Jerome Powell, directeur de la Fed : « De nouvelles données positives » « renforceront » les arguments en faveur d’une baisse des taux

Jerome Powell, directeur de la Fed : « De nouvelles données positives » « renforceront » les arguments en faveur d’une baisse des taux
L’inflation « reste au-dessus » de l’objectif de 2 % de la Réserve fédérale américaine, mais elle s’est améliorée ces derniers mois et « de nouvelles données positives renforceraient » les arguments en faveur d’une baisse des taux d’intérêt de la banque centrale, a déclaré mardi le président de la Fed, Jerome Powell, lors d’un témoignage devant le Congrès.

Dans des commentaires qui semblent montrer une confiance croissante dans le fait que l’inflation reviendra à l’objectif de la Fed, une condition nécessaire à l’assouplissement de la politique monétaire, Powell a comparé le manque de progrès sur ce front au cours des premiers mois de l’année à l’amélioration récente qui a contribué à renforcer la confiance de la Fed dans le fait que les pressions sur les prix continueront de diminuer.

De plus, a noté le président, la Fed s’inquiète désormais également des risques pour le marché de l’emploi et l’économie si les taux restent trop élevés pendant trop longtemps.

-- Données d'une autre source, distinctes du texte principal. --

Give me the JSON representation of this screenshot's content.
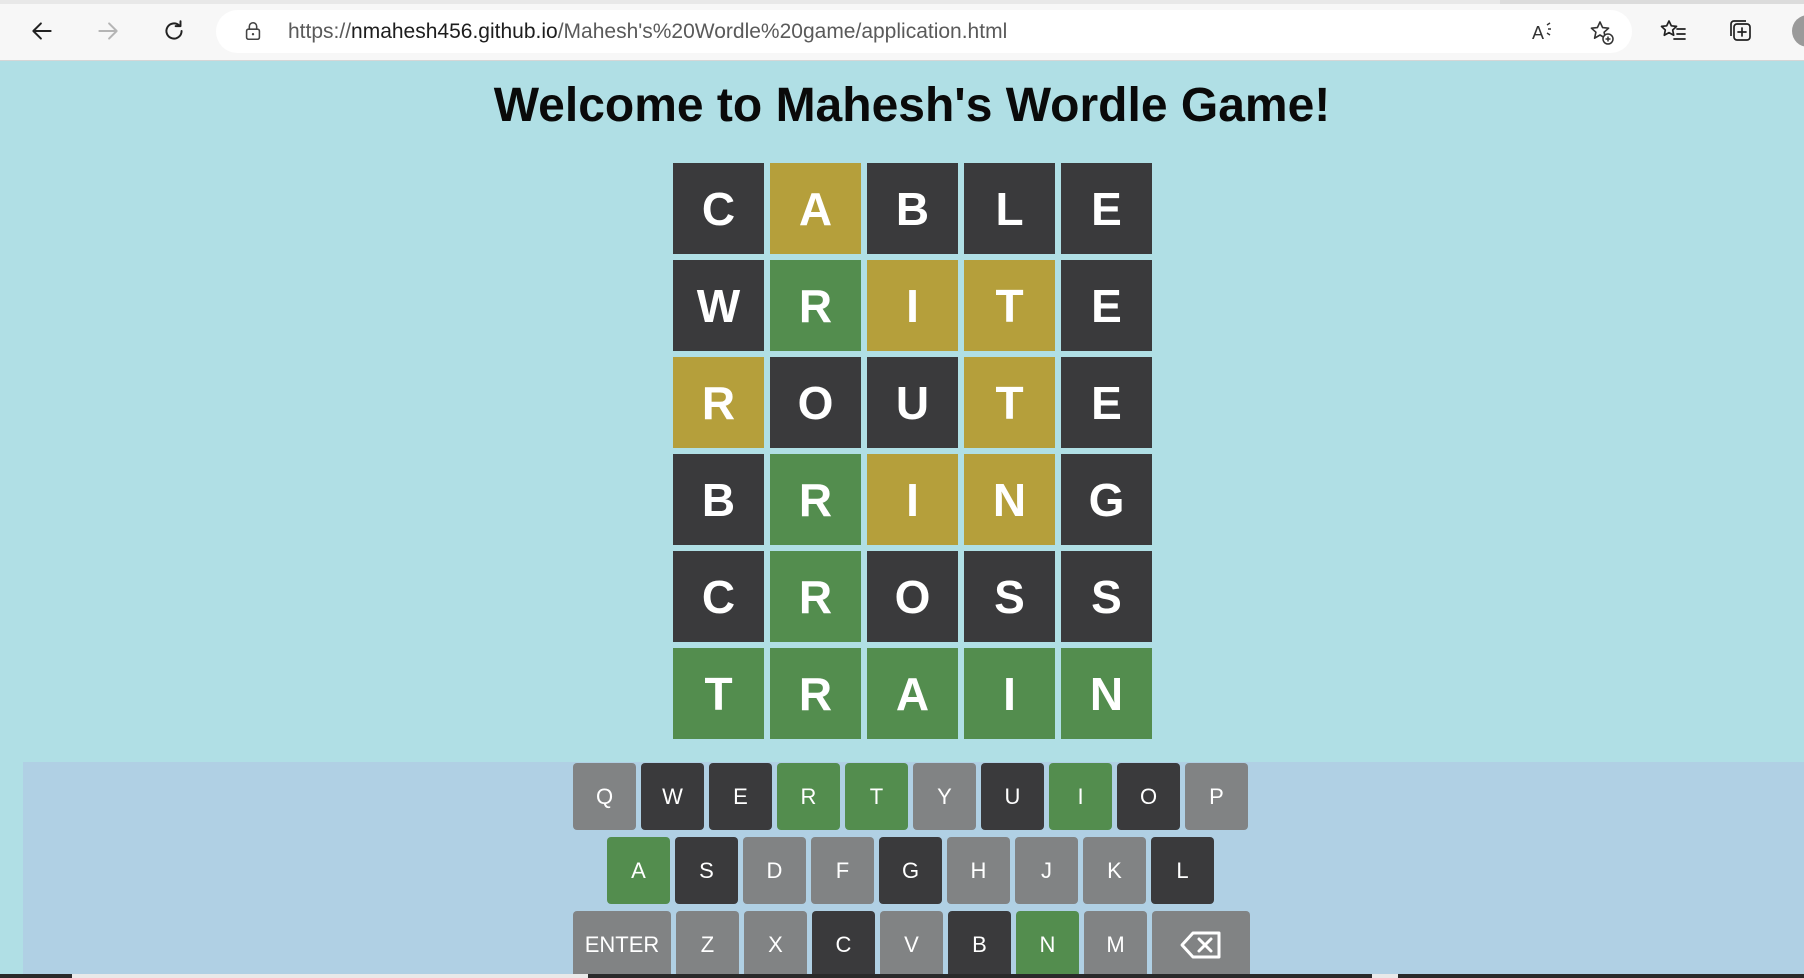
{
  "browser": {
    "url_prefix": "https://",
    "url_host": "nmahesh456.github.io",
    "url_path": "/Mahesh's%20Wordle%20game/application.html"
  },
  "page": {
    "title": "Welcome to Mahesh's Wordle Game!"
  },
  "board": {
    "rows": [
      {
        "letters": [
          "C",
          "A",
          "B",
          "L",
          "E"
        ],
        "states": [
          "absent",
          "present",
          "absent",
          "absent",
          "absent"
        ]
      },
      {
        "letters": [
          "W",
          "R",
          "I",
          "T",
          "E"
        ],
        "states": [
          "absent",
          "correct",
          "present",
          "present",
          "absent"
        ]
      },
      {
        "letters": [
          "R",
          "O",
          "U",
          "T",
          "E"
        ],
        "states": [
          "present",
          "absent",
          "absent",
          "present",
          "absent"
        ]
      },
      {
        "letters": [
          "B",
          "R",
          "I",
          "N",
          "G"
        ],
        "states": [
          "absent",
          "correct",
          "present",
          "present",
          "absent"
        ]
      },
      {
        "letters": [
          "C",
          "R",
          "O",
          "S",
          "S"
        ],
        "states": [
          "absent",
          "correct",
          "absent",
          "absent",
          "absent"
        ]
      },
      {
        "letters": [
          "T",
          "R",
          "A",
          "I",
          "N"
        ],
        "states": [
          "correct",
          "correct",
          "correct",
          "correct",
          "correct"
        ]
      }
    ]
  },
  "keyboard": {
    "row1": [
      {
        "label": "Q",
        "state": "unused"
      },
      {
        "label": "W",
        "state": "absent"
      },
      {
        "label": "E",
        "state": "absent"
      },
      {
        "label": "R",
        "state": "correct"
      },
      {
        "label": "T",
        "state": "correct"
      },
      {
        "label": "Y",
        "state": "unused"
      },
      {
        "label": "U",
        "state": "absent"
      },
      {
        "label": "I",
        "state": "correct"
      },
      {
        "label": "O",
        "state": "absent"
      },
      {
        "label": "P",
        "state": "unused"
      }
    ],
    "row2": [
      {
        "label": "A",
        "state": "correct"
      },
      {
        "label": "S",
        "state": "absent"
      },
      {
        "label": "D",
        "state": "unused"
      },
      {
        "label": "F",
        "state": "unused"
      },
      {
        "label": "G",
        "state": "absent"
      },
      {
        "label": "H",
        "state": "unused"
      },
      {
        "label": "J",
        "state": "unused"
      },
      {
        "label": "K",
        "state": "unused"
      },
      {
        "label": "L",
        "state": "absent"
      }
    ],
    "row3": [
      {
        "label": "ENTER",
        "state": "unused",
        "wide": true
      },
      {
        "label": "Z",
        "state": "unused"
      },
      {
        "label": "X",
        "state": "unused"
      },
      {
        "label": "C",
        "state": "absent"
      },
      {
        "label": "V",
        "state": "unused"
      },
      {
        "label": "B",
        "state": "absent"
      },
      {
        "label": "N",
        "state": "correct"
      },
      {
        "label": "M",
        "state": "unused"
      },
      {
        "label": "",
        "state": "unused",
        "wide": true,
        "icon": "backspace-icon"
      }
    ]
  },
  "colors": {
    "page_background": "#b0dfe5",
    "keyboard_background": "#b0d0e4",
    "absent": "#3a3a3c",
    "present": "#b59f3b",
    "correct": "#538d4e",
    "unused": "#818384"
  }
}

« Après un manque de progrès vers notre objectif d’inflation de 2 % au début de cette année, les derniers chiffres mensuels ont montré une progression modeste », a déclaré Powell dans un discours devant la commission bancaire du Sénat. « De nouvelles données positives renforceraient notre confiance dans le fait que l’inflation évolue durablement vers 2 %. »

La Fed recevra jeudi les informations sur les prix à la consommation pour le mois de juin.

Le rapport sur l’emploi publié vendredi a montré que 206 000 emplois avaient été créés en juin, mais que la tendance mensuelle ralentissait et que le taux de chômage était désormais en hausse, à 4,1 %. M. Powell a qualifié ce chiffre de « niveau encore bas », mais a également noté que « compte tenu des progrès réalisés dans la réduction de l’inflation et dans le refroidissement du marché du travail au cours des deux dernières années, une inflation élevée n’est pas le seul risque auquel nous sommes confrontés ». Maintenir une politique trop restrictive pendant trop longtemps « pourrait affaiblir indûment l’activité économique et l’emploi », a déclaré M. Powell, mettant à mal une période de croissance économique qui, selon lui, « reste solide » avec une demande privée « robuste », de meilleures conditions d’offre globales et une « reprise de l’investissement résidentiel ».

Les commentaires de Powell pourraient renforcer les attentes concernant des changements dans la déclaration de politique monétaire qui seront publiés après la réunion de la Fed des 30 et 31 juillet, qui ouvrent au moins la porte à une baisse des taux en septembre, compte tenu d’une probabilité d’environ 70 % selon les investisseurs – sauf en cas de hausse surprise des prochains chiffres de l’inflation.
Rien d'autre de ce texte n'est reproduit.